I used to like all-header style, I mean write the definition and implementation all in single .h file, I thought it's convenient.
But now I got a problem, my project grows larger and larger, there're lots of modules like net/login/send_msg..., the modules are all header-only, now a fully compile takes about 5 minutes. Once I modify a basic utility function that used by all other modules, such as build_packet(), there'll be a fully compile. Then I thought maybe I should split the build_packet() into .h and .cpp file, and compile the module into static library packet_builder.lib, then other modules are not affected and won't be recompiled. question 1: This should save a lot of time, it that correct?
question 2: Must I split all files into .h and .cpp? Some third part file(downloaded from internet) have only .h, for example: charset.h that contains some function like AnsiToUtf8(), and this function is used by lots of modules, is it possible to compile these modules with the single .h file?

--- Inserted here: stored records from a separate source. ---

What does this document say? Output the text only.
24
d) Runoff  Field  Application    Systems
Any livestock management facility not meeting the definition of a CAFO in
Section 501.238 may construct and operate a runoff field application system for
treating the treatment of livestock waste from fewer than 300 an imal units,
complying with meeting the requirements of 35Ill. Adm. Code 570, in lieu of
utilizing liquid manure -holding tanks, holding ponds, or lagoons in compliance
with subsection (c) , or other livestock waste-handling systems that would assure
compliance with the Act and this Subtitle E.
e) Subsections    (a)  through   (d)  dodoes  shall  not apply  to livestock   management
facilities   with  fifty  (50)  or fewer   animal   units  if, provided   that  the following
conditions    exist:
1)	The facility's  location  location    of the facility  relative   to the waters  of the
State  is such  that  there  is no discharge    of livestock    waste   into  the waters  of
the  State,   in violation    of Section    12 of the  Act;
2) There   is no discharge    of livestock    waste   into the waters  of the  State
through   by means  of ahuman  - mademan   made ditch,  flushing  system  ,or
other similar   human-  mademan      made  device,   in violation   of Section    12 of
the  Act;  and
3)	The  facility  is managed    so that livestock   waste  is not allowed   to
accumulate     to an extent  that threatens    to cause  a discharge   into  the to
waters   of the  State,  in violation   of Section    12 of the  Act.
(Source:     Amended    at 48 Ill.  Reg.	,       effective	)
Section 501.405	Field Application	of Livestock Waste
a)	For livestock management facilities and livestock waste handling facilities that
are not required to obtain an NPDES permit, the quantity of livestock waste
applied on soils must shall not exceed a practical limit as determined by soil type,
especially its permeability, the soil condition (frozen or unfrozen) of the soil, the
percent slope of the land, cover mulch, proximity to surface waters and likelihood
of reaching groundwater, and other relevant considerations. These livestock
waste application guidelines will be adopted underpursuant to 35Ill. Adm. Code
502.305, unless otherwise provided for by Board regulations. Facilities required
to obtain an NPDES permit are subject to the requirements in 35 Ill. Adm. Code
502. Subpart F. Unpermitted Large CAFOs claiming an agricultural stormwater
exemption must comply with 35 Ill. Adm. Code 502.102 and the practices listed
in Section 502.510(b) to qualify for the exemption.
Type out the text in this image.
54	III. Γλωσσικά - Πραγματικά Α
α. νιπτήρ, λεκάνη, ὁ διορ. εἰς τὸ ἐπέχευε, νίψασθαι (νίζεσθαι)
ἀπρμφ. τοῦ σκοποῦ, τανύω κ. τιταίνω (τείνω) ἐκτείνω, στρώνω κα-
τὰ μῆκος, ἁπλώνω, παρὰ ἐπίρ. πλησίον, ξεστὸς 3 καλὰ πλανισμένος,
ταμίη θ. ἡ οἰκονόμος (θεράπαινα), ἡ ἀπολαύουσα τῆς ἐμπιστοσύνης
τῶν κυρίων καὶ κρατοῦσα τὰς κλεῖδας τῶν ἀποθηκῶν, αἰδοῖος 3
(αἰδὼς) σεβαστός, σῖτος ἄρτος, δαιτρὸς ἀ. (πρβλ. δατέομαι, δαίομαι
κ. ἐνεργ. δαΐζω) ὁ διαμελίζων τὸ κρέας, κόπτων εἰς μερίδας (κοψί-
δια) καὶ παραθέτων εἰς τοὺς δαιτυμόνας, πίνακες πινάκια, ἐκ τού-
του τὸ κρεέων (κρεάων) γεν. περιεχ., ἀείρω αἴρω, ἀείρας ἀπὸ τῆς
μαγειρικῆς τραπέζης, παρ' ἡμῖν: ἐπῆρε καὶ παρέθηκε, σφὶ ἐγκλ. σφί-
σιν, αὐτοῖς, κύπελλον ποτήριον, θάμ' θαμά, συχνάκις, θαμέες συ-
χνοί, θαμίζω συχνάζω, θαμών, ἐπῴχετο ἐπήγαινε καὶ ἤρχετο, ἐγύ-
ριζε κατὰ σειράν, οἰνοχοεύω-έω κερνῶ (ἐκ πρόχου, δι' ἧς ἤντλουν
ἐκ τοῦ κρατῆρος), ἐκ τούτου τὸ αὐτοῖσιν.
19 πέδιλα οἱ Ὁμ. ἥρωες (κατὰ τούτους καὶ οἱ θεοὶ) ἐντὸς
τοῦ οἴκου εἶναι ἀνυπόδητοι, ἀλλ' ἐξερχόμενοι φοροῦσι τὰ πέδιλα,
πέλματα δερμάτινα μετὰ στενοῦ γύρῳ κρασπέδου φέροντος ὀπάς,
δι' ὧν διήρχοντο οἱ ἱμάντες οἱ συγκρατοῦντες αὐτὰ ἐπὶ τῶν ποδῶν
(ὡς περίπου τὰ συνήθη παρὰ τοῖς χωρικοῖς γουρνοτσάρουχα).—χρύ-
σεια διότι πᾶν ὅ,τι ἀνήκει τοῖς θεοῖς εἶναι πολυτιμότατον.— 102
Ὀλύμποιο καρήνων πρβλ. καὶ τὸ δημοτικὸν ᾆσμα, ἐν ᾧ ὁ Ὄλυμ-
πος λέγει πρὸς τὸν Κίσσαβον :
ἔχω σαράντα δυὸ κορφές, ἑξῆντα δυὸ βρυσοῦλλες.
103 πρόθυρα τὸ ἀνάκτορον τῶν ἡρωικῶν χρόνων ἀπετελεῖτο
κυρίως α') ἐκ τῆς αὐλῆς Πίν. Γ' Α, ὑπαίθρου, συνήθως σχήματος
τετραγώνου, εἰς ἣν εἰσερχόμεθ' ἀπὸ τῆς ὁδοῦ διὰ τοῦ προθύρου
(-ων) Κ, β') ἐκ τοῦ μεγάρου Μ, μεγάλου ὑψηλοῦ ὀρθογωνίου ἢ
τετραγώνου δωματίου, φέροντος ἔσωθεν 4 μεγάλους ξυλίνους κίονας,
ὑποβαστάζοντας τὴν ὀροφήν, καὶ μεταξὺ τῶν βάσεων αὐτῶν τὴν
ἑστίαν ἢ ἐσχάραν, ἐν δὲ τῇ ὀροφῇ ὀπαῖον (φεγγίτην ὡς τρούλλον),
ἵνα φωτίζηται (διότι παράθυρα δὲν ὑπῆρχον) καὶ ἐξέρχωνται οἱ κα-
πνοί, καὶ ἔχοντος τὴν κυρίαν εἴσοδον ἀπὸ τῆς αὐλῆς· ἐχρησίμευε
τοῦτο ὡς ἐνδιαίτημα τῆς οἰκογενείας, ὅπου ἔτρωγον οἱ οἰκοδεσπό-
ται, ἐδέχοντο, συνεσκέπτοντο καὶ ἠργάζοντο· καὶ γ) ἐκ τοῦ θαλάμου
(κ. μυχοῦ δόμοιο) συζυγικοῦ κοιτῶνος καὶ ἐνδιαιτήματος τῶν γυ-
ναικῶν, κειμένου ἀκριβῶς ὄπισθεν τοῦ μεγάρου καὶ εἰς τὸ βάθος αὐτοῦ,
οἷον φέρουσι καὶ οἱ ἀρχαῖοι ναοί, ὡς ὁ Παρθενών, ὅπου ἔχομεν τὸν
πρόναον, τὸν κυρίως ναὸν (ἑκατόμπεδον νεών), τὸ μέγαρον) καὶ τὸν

question 3: Any better way for accelerate the compiling speed when debugging?(No concern for release mode). I think even compile modules into static library is slow, when I build .exe, the compiler links all modules to exe, and it takes time. Would it be faster if I build modules to .dll?
questioin 4: The standard library(std) are also header-only files, why I feel the compilation very fast even when I include lots of std headers?
question 5: I'm using cmake to configure the project, any magic configuration that helpful?